He became a national figure in Democratic Party politics, often feuding with fellow Democrat Pat Brown, who was Governor of California from 1959–1967, and was a case-study in the James Q. Wilson treatise on machine politics, The Amateur Democrat.
As an early supporter of the Presidential campaign of Robert F. Kennedy in 1968, Unruh emerged as a pivotal figure in the run-up to the Democratic Convention. He helped Kennedy capture the California Primary in June of that year, but an assassin's bullet that night ended the campaign. In the melee that ensued, Unruh assisted in keeping suspect Sirhan Sirhan from the reach of angry Kennedy supporters. After an unsuccessful effort, led by Unruh and Mayor Richard J. Daley of Chicago, to draft Senator Edward M. Kennedy of Massachusetts, he endorsed Eugene McCarthy at the 1968 Democratic Convention in Chicago.
He left the legislature to run for Governor against Ronald Reagan in 1970, then was a candidate for Mayor of Los Angeles in 1973. He lost both elections, but was elected State Treasurer in 1974, and served from 1975 until he died in office of prostate cancer on August 4, 1987. The University of Southern California Department of Political Science includes an institute named the Jesse M. Unruh Institute of Politics.
According to one apocryphal tale, he was nicknamed "Big Daddy" by Raquel Welch, when the two were allegedly involved with one another. Raquel Welch denies this claim; it is more likely that the nickname was a reference to the character in the Tennessee Williams' play, "Cat on a Hot Tin Roof."

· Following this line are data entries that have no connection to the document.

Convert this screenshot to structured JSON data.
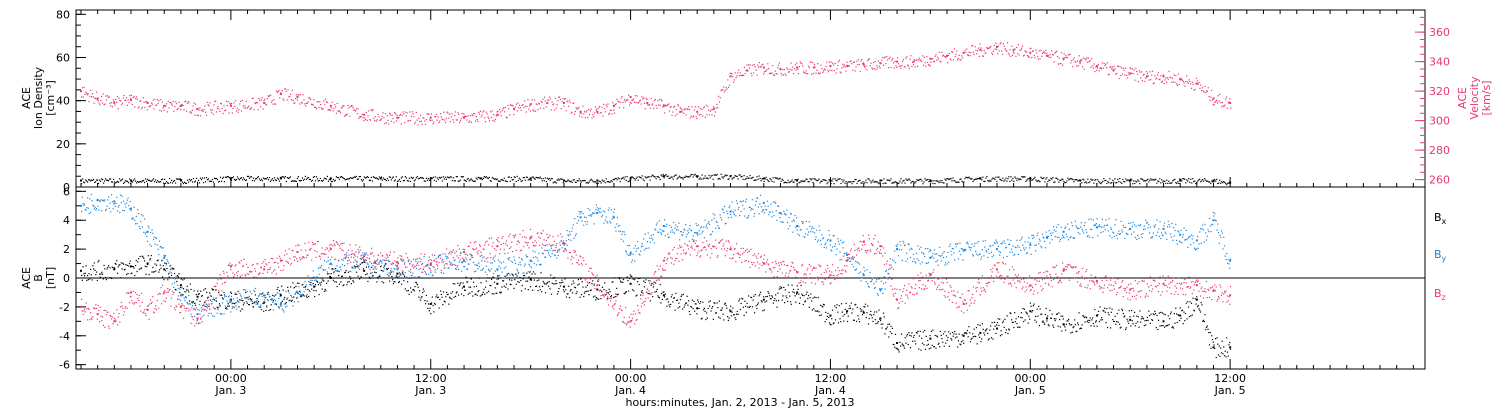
{
  "colors": {
    "density": "#000000",
    "velocity": "#e8396b",
    "bx": "#000000",
    "by": "#1a87e0",
    "bz": "#e8396b",
    "axis": "#000000"
  },
  "x_axis": {
    "ticks": [
      {
        "time": "00:00",
        "date": "Jan. 3",
        "hour": 24
      },
      {
        "time": "12:00",
        "date": "Jan. 3",
        "hour": 36
      },
      {
        "time": "00:00",
        "date": "Jan. 4",
        "hour": 48
      },
      {
        "time": "12:00",
        "date": "Jan. 4",
        "hour": 60
      },
      {
        "time": "00:00",
        "date": "Jan. 5",
        "hour": 72
      },
      {
        "time": "12:00",
        "date": "Jan. 5",
        "hour": 84
      }
    ],
    "range_hours": [
      14.7,
      95.7
    ],
    "label": "hours:minutes, Jan.  2, 2013  -  Jan.  5, 2013"
  },
  "chart_data": [
    {
      "type": "scatter",
      "panel": "top",
      "left_axis_title": [
        "ACE",
        "Ion Density",
        "[cm⁻³]"
      ],
      "right_axis_title": [
        "ACE",
        "Velocity",
        "[km/s]"
      ],
      "ylim_left": [
        0,
        82
      ],
      "ylim_right": [
        255,
        375
      ],
      "left_ticks": [
        "0",
        "20",
        "40",
        "60",
        "80"
      ],
      "right_ticks": [
        "260",
        "280",
        "300",
        "320",
        "340",
        "360"
      ],
      "series": [
        {
          "axis": "left",
          "color_key": "density",
          "x": [
            15,
            18,
            21,
            24,
            27,
            30,
            33,
            36,
            39,
            42,
            44,
            46,
            48,
            50,
            52,
            54,
            56,
            58,
            60,
            63,
            66,
            69,
            72,
            75,
            78,
            81,
            83,
            84
          ],
          "y": [
            3,
            3,
            3,
            4,
            4,
            4,
            4,
            4,
            4,
            4,
            3,
            3,
            4,
            5,
            5,
            5,
            4,
            3,
            3,
            3,
            3,
            4,
            4,
            3,
            3,
            3,
            3,
            2
          ]
        },
        {
          "axis": "right",
          "color_key": "velocity",
          "x": [
            15,
            16,
            17,
            18,
            19,
            20,
            21,
            22,
            24,
            26,
            27,
            28,
            30,
            32,
            34,
            36,
            38,
            40,
            41,
            42,
            43,
            44,
            45,
            46,
            47,
            48,
            49,
            50,
            51,
            52,
            53,
            54,
            55,
            56,
            57,
            58,
            59,
            60,
            61,
            62,
            63,
            64,
            65,
            66,
            67,
            68,
            69,
            70,
            71,
            72,
            73,
            74,
            75,
            76,
            77,
            78,
            79,
            80,
            81,
            82,
            83,
            84
          ],
          "y": [
            320,
            315,
            312,
            314,
            312,
            310,
            310,
            308,
            310,
            312,
            318,
            316,
            310,
            304,
            302,
            302,
            302,
            304,
            308,
            311,
            312,
            312,
            306,
            306,
            310,
            316,
            312,
            310,
            306,
            306,
            308,
            330,
            334,
            336,
            335,
            336,
            336,
            337,
            337,
            338,
            339,
            340,
            340,
            342,
            344,
            346,
            348,
            350,
            348,
            346,
            344,
            342,
            340,
            337,
            334,
            332,
            330,
            330,
            328,
            325,
            315,
            312
          ]
        }
      ]
    },
    {
      "type": "scatter",
      "panel": "bottom",
      "left_axis_title": [
        "ACE",
        "B",
        "[nT]"
      ],
      "ylim": [
        -6.3,
        6.3
      ],
      "y_ticks": [
        "-6",
        "-4",
        "-2",
        "0",
        "2",
        "4",
        "6"
      ],
      "zero_line": true,
      "series": [
        {
          "name": "B",
          "sub": "x",
          "color_key": "bx",
          "x": [
            15,
            17,
            18,
            19,
            20,
            21,
            22,
            24,
            26,
            27,
            29,
            30,
            32,
            34,
            36,
            38,
            40,
            42,
            44,
            46,
            48,
            50,
            52,
            54,
            56,
            58,
            60,
            61,
            62,
            63,
            64,
            66,
            68,
            69,
            70,
            72,
            73,
            74,
            76,
            78,
            80,
            81,
            82,
            83,
            84
          ],
          "y": [
            0.5,
            0.6,
            0.8,
            1.0,
            0.6,
            -0.5,
            -1.3,
            -1.5,
            -1.7,
            -1.2,
            -0.6,
            0.0,
            0.5,
            0.3,
            -1.8,
            -0.6,
            -0.4,
            -0.1,
            -0.6,
            -0.8,
            -0.4,
            -1.2,
            -2.1,
            -2.3,
            -1.5,
            -1.0,
            -2.6,
            -2.3,
            -2.4,
            -2.8,
            -4.5,
            -4.2,
            -4.0,
            -3.8,
            -3.5,
            -2.3,
            -2.8,
            -3.2,
            -2.6,
            -2.9,
            -3.0,
            -2.6,
            -1.5,
            -4.8,
            -4.8
          ]
        },
        {
          "name": "B",
          "sub": "y",
          "color_key": "by",
          "x": [
            15,
            16,
            17,
            18,
            19,
            20,
            21,
            22,
            24,
            26,
            27,
            28,
            30,
            32,
            34,
            36,
            38,
            40,
            42,
            44,
            45,
            46,
            47,
            48,
            50,
            52,
            54,
            56,
            57,
            58,
            60,
            61,
            62,
            63,
            64,
            66,
            68,
            70,
            72,
            73,
            74,
            76,
            78,
            80,
            81,
            82,
            83,
            84
          ],
          "y": [
            5.0,
            5.4,
            5.3,
            4.8,
            3.2,
            1.4,
            -1.2,
            -2.5,
            -1.6,
            -1.2,
            -1.8,
            -1.0,
            1.0,
            1.2,
            0.6,
            0.9,
            1.2,
            0.6,
            1.2,
            2.4,
            4.2,
            4.5,
            4.2,
            1.7,
            3.6,
            3.1,
            4.6,
            5.2,
            4.5,
            3.6,
            2.6,
            1.6,
            0.2,
            -0.8,
            2.0,
            1.4,
            1.9,
            2.0,
            2.3,
            2.8,
            3.2,
            3.5,
            3.4,
            3.4,
            3.0,
            2.6,
            4.0,
            1.2
          ]
        },
        {
          "name": "B",
          "sub": "z",
          "color_key": "bz",
          "x": [
            15,
            16,
            17,
            18,
            19,
            20,
            21,
            22,
            24,
            26,
            27,
            28,
            30,
            32,
            34,
            36,
            38,
            40,
            42,
            44,
            46,
            48,
            50,
            52,
            54,
            56,
            58,
            60,
            61,
            62,
            63,
            64,
            66,
            68,
            70,
            72,
            74,
            76,
            78,
            80,
            82,
            83,
            84
          ],
          "y": [
            -2.0,
            -2.5,
            -3.0,
            -1.0,
            -2.2,
            -1.0,
            -2.0,
            -2.8,
            0.8,
            0.6,
            1.2,
            1.8,
            2.0,
            1.5,
            1.1,
            1.0,
            1.8,
            2.2,
            2.8,
            2.4,
            -0.5,
            -3.0,
            1.2,
            2.2,
            2.0,
            1.0,
            0.4,
            0.2,
            1.2,
            2.5,
            2.2,
            -1.5,
            0.2,
            -1.8,
            0.6,
            -0.5,
            0.5,
            -0.2,
            -0.8,
            -0.4,
            -0.5,
            -0.9,
            -1.2
          ]
        }
      ]
    }
  ]
}
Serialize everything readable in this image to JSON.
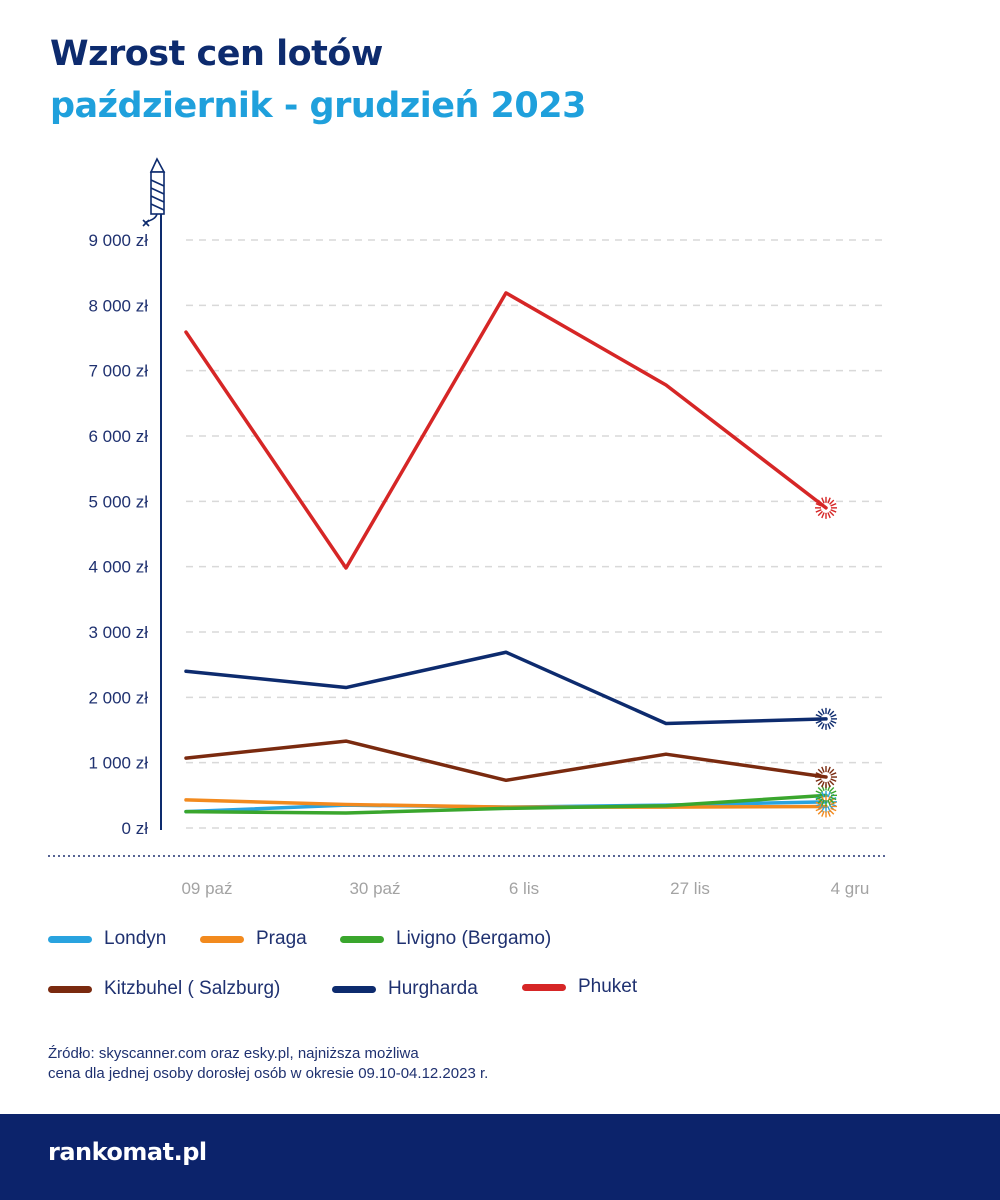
{
  "title": "Wzrost cen lotów",
  "subtitle": "październik - grudzień 2023",
  "chart_data": {
    "type": "line",
    "categories": [
      "09 paź",
      "30 paź",
      "6 lis",
      "27 lis",
      "4 gru"
    ],
    "y_ticks": [
      "0 zł",
      "1 000 zł",
      "2 000 zł",
      "3 000 zł",
      "4 000 zł",
      "5 000 zł",
      "6 000 zł",
      "7 000 zł",
      "8 000 zł",
      "9 000 zł"
    ],
    "ylim": [
      0,
      9000
    ],
    "grid": true,
    "legend_position": "bottom",
    "series": [
      {
        "name": "Londyn",
        "color": "#29a3df",
        "values": [
          250,
          350,
          320,
          350,
          400
        ]
      },
      {
        "name": "Praga",
        "color": "#f28a1e",
        "values": [
          430,
          360,
          320,
          320,
          330
        ]
      },
      {
        "name": "Livigno (Bergamo)",
        "color": "#3aa62d",
        "values": [
          250,
          230,
          300,
          340,
          500
        ]
      },
      {
        "name": "Kitzbuhel ( Salzburg)",
        "color": "#7a2a0f",
        "values": [
          1070,
          1330,
          730,
          1130,
          780
        ]
      },
      {
        "name": "Hurgharda",
        "color": "#0d2b6e",
        "values": [
          2400,
          2150,
          2690,
          1600,
          1670
        ]
      },
      {
        "name": "Phuket",
        "color": "#d62626",
        "values": [
          7590,
          3980,
          8190,
          6780,
          4900
        ]
      }
    ]
  },
  "source_lines": [
    "Źródło: skyscanner.com oraz esky.pl, najniższa możliwa",
    "cena dla jednej osoby dorosłej osób w okresie 09.10-04.12.2023 r."
  ],
  "footer": {
    "brand": "rankomat.pl",
    "brand_color": "#0c236b"
  }
}
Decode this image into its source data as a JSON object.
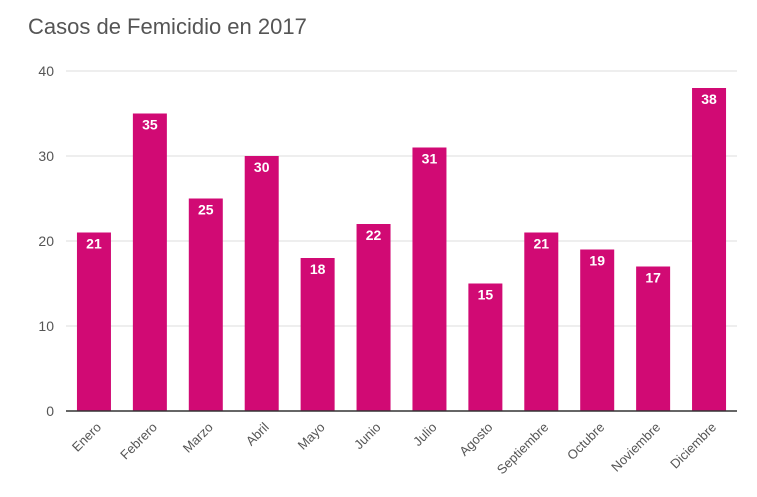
{
  "chart_data": {
    "type": "bar",
    "title": "Casos de Femicidio en 2017",
    "xlabel": "",
    "ylabel": "",
    "categories": [
      "Enero",
      "Febrero",
      "Marzo",
      "Abril",
      "Mayo",
      "Junio",
      "Julio",
      "Agosto",
      "Septiembre",
      "Octubre",
      "Noviembre",
      "Diciembre"
    ],
    "values": [
      21,
      35,
      25,
      30,
      18,
      22,
      31,
      15,
      21,
      19,
      17,
      38
    ],
    "ylim": [
      0,
      40
    ],
    "yticks": [
      "0",
      "10",
      "20",
      "30",
      "40"
    ],
    "grid": true,
    "legend": "none",
    "bar_color": "#d10a74",
    "label_color": "#ffffff"
  }
}
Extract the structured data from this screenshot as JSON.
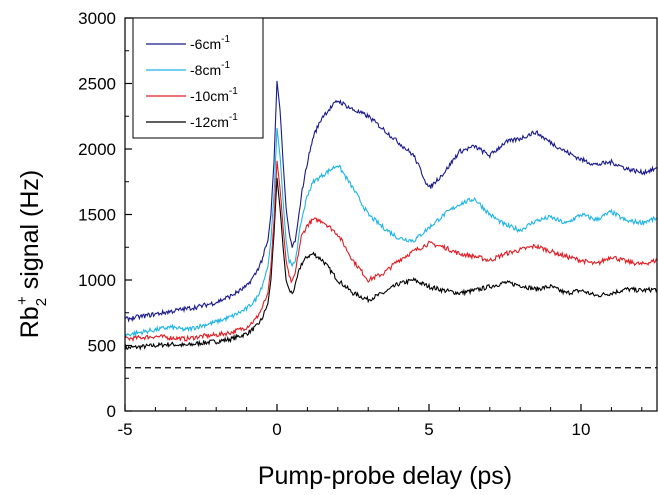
{
  "chart_data": {
    "type": "line",
    "xlabel": "Pump-probe delay (ps)",
    "ylabel_main": "Rb",
    "ylabel_sub": "2",
    "ylabel_sup": "+",
    "ylabel_rest": " signal (Hz)",
    "xlim": [
      -5,
      12.5
    ],
    "ylim": [
      0,
      3000
    ],
    "x_ticks": [
      -5,
      0,
      5,
      10
    ],
    "y_ticks": [
      0,
      500,
      1000,
      1500,
      2000,
      2500,
      3000
    ],
    "grid": false,
    "legend_position": "top-left",
    "baseline": {
      "y": 330,
      "style": "dashed",
      "color": "#000000"
    },
    "series": [
      {
        "name": "-6cm",
        "sup": "-1",
        "color": "#1a1a8c",
        "x": [
          -5,
          -4.5,
          -4,
          -3.5,
          -3,
          -2.5,
          -2,
          -1.5,
          -1,
          -0.7,
          -0.5,
          -0.3,
          -0.2,
          -0.1,
          0,
          0.1,
          0.2,
          0.3,
          0.4,
          0.5,
          0.6,
          0.7,
          0.8,
          1,
          1.2,
          1.5,
          2,
          2.5,
          3,
          3.5,
          4,
          4.5,
          5,
          5.5,
          6,
          6.5,
          7,
          7.5,
          8,
          8.5,
          9,
          9.5,
          10,
          10.5,
          11,
          11.5,
          12,
          12.5
        ],
        "y": [
          700,
          720,
          740,
          760,
          780,
          800,
          830,
          880,
          950,
          1050,
          1150,
          1300,
          1500,
          1900,
          2520,
          2300,
          1900,
          1550,
          1350,
          1250,
          1300,
          1450,
          1650,
          1900,
          2100,
          2250,
          2370,
          2300,
          2250,
          2150,
          2050,
          1950,
          1700,
          1820,
          1980,
          2020,
          1950,
          2050,
          2080,
          2130,
          2050,
          1980,
          1920,
          1880,
          1900,
          1850,
          1820,
          1850
        ]
      },
      {
        "name": "-8cm",
        "sup": "-1",
        "color": "#1fb4e6",
        "x": [
          -5,
          -4.5,
          -4,
          -3.5,
          -3,
          -2.5,
          -2,
          -1.5,
          -1,
          -0.7,
          -0.5,
          -0.3,
          -0.2,
          -0.1,
          0,
          0.1,
          0.2,
          0.3,
          0.4,
          0.5,
          0.6,
          0.7,
          0.8,
          1,
          1.2,
          1.5,
          2,
          2.5,
          3,
          3.5,
          4,
          4.5,
          5,
          5.5,
          6,
          6.5,
          7,
          7.5,
          8,
          8.5,
          9,
          9.5,
          10,
          10.5,
          11,
          11.5,
          12,
          12.5
        ],
        "y": [
          580,
          600,
          620,
          640,
          620,
          650,
          680,
          720,
          780,
          850,
          950,
          1100,
          1300,
          1650,
          2160,
          1950,
          1600,
          1300,
          1150,
          1100,
          1150,
          1300,
          1450,
          1650,
          1750,
          1800,
          1880,
          1700,
          1500,
          1400,
          1320,
          1300,
          1400,
          1500,
          1580,
          1620,
          1500,
          1420,
          1380,
          1450,
          1480,
          1430,
          1500,
          1460,
          1520,
          1450,
          1440,
          1470
        ]
      },
      {
        "name": "-10cm",
        "sup": "-1",
        "color": "#e01d24",
        "x": [
          -5,
          -4.5,
          -4,
          -3.5,
          -3,
          -2.5,
          -2,
          -1.5,
          -1,
          -0.7,
          -0.5,
          -0.3,
          -0.2,
          -0.1,
          0,
          0.1,
          0.2,
          0.3,
          0.4,
          0.5,
          0.6,
          0.7,
          0.8,
          1,
          1.2,
          1.5,
          2,
          2.5,
          3,
          3.5,
          4,
          4.5,
          5,
          5.5,
          6,
          6.5,
          7,
          7.5,
          8,
          8.5,
          9,
          9.5,
          10,
          10.5,
          11,
          11.5,
          12,
          12.5
        ],
        "y": [
          550,
          560,
          570,
          560,
          550,
          570,
          580,
          600,
          640,
          700,
          780,
          900,
          1100,
          1450,
          1910,
          1700,
          1400,
          1150,
          1020,
          980,
          1050,
          1200,
          1330,
          1420,
          1460,
          1450,
          1350,
          1150,
          1000,
          1050,
          1150,
          1220,
          1280,
          1250,
          1200,
          1180,
          1150,
          1200,
          1230,
          1260,
          1220,
          1180,
          1150,
          1120,
          1180,
          1140,
          1120,
          1150
        ]
      },
      {
        "name": "-12cm",
        "sup": "-1",
        "color": "#000000",
        "x": [
          -5,
          -4.5,
          -4,
          -3.5,
          -3,
          -2.5,
          -2,
          -1.5,
          -1,
          -0.7,
          -0.5,
          -0.3,
          -0.2,
          -0.1,
          0,
          0.1,
          0.2,
          0.3,
          0.4,
          0.5,
          0.6,
          0.7,
          0.8,
          1,
          1.2,
          1.5,
          2,
          2.5,
          3,
          3.5,
          4,
          4.5,
          5,
          5.5,
          6,
          6.5,
          7,
          7.5,
          8,
          8.5,
          9,
          9.5,
          10,
          10.5,
          11,
          11.5,
          12,
          12.5
        ],
        "y": [
          480,
          490,
          500,
          510,
          500,
          520,
          530,
          550,
          590,
          640,
          700,
          820,
          1000,
          1350,
          1780,
          1550,
          1250,
          1000,
          920,
          900,
          950,
          1050,
          1120,
          1180,
          1200,
          1150,
          1000,
          900,
          850,
          900,
          970,
          1000,
          950,
          920,
          900,
          920,
          950,
          980,
          960,
          930,
          950,
          900,
          920,
          880,
          900,
          930,
          920,
          930
        ]
      }
    ]
  }
}
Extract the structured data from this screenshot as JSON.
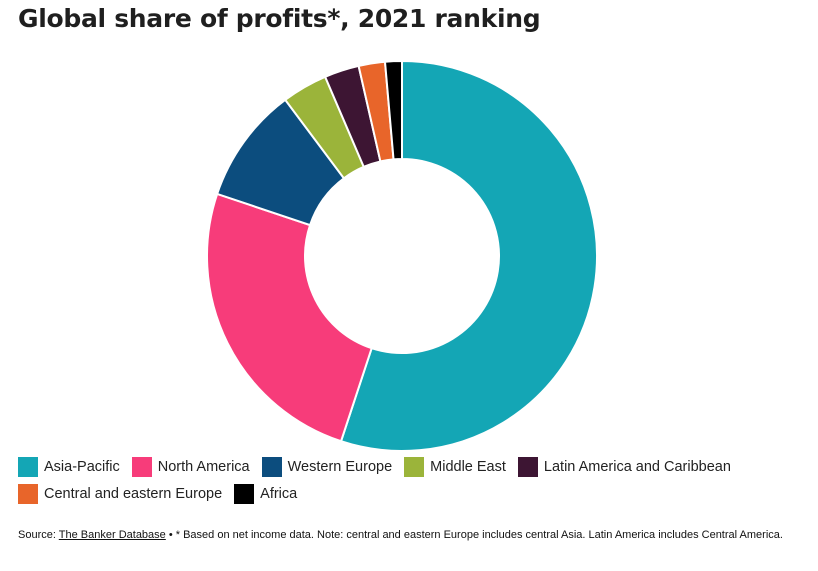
{
  "chart_data": {
    "type": "pie",
    "title": "Global share of profits*, 2021 ranking",
    "categories": [
      "Asia-Pacific",
      "North America",
      "Western Europe",
      "Middle East",
      "Latin America and Caribbean",
      "Central and eastern Europe",
      "Africa"
    ],
    "values": [
      55.5,
      25.3,
      9.7,
      3.8,
      2.9,
      2.2,
      1.4
    ],
    "colors": [
      "#14a6b5",
      "#f73c7a",
      "#0c4d7e",
      "#9bb43a",
      "#3d1533",
      "#e8652a",
      "#000000"
    ],
    "legend_position": "bottom",
    "style": "donut"
  },
  "footer": {
    "source_prefix": "Source: ",
    "source_link": "The Banker Database",
    "note": " • * Based on net income data. Note: central and eastern Europe includes central Asia. Latin America includes Central America."
  }
}
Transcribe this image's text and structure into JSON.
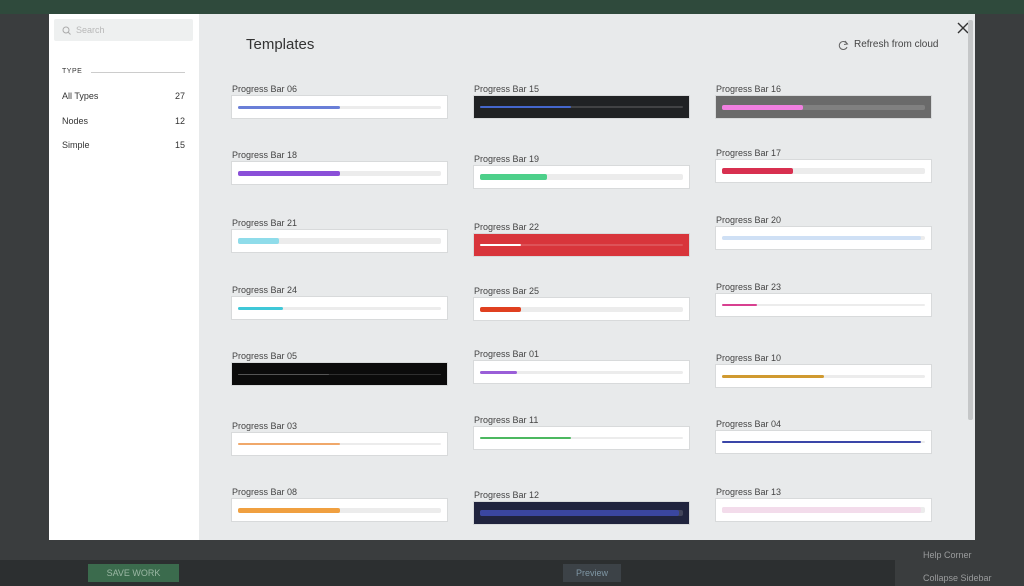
{
  "app": {
    "bottom_bar": {
      "save": "SAVE WORK",
      "preview": "Preview"
    },
    "sidebar": {
      "help": "Help Corner",
      "collapse": "Collapse Sidebar"
    }
  },
  "modal": {
    "search_placeholder": "Search",
    "filter_heading": "TYPE",
    "filters": [
      {
        "label": "All Types",
        "count": "27"
      },
      {
        "label": "Nodes",
        "count": "12"
      },
      {
        "label": "Simple",
        "count": "15"
      }
    ],
    "title": "Templates",
    "refresh": "Refresh from cloud",
    "templates": [
      "Progress Bar 06",
      "Progress Bar 18",
      "Progress Bar 21",
      "Progress Bar 24",
      "Progress Bar 05",
      "Progress Bar 03",
      "Progress Bar 08",
      "Progress Bar 15",
      "Progress Bar 19",
      "Progress Bar 22",
      "Progress Bar 25",
      "Progress Bar 01",
      "Progress Bar 11",
      "Progress Bar 12",
      "Progress Bar 16",
      "Progress Bar 17",
      "Progress Bar 20",
      "Progress Bar 23",
      "Progress Bar 10",
      "Progress Bar 04",
      "Progress Bar 13"
    ]
  }
}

His religion was described as Protestant, and he was a member of the American Legion. He married twice, and had five children. He was buried in Santa Monica, California.
Famous Quotes
"Money is the mother's milk of politics."
"If you can't take their money, drink their liquor, fuck their women, and then come in here the next day and vote against them, you don't belong here."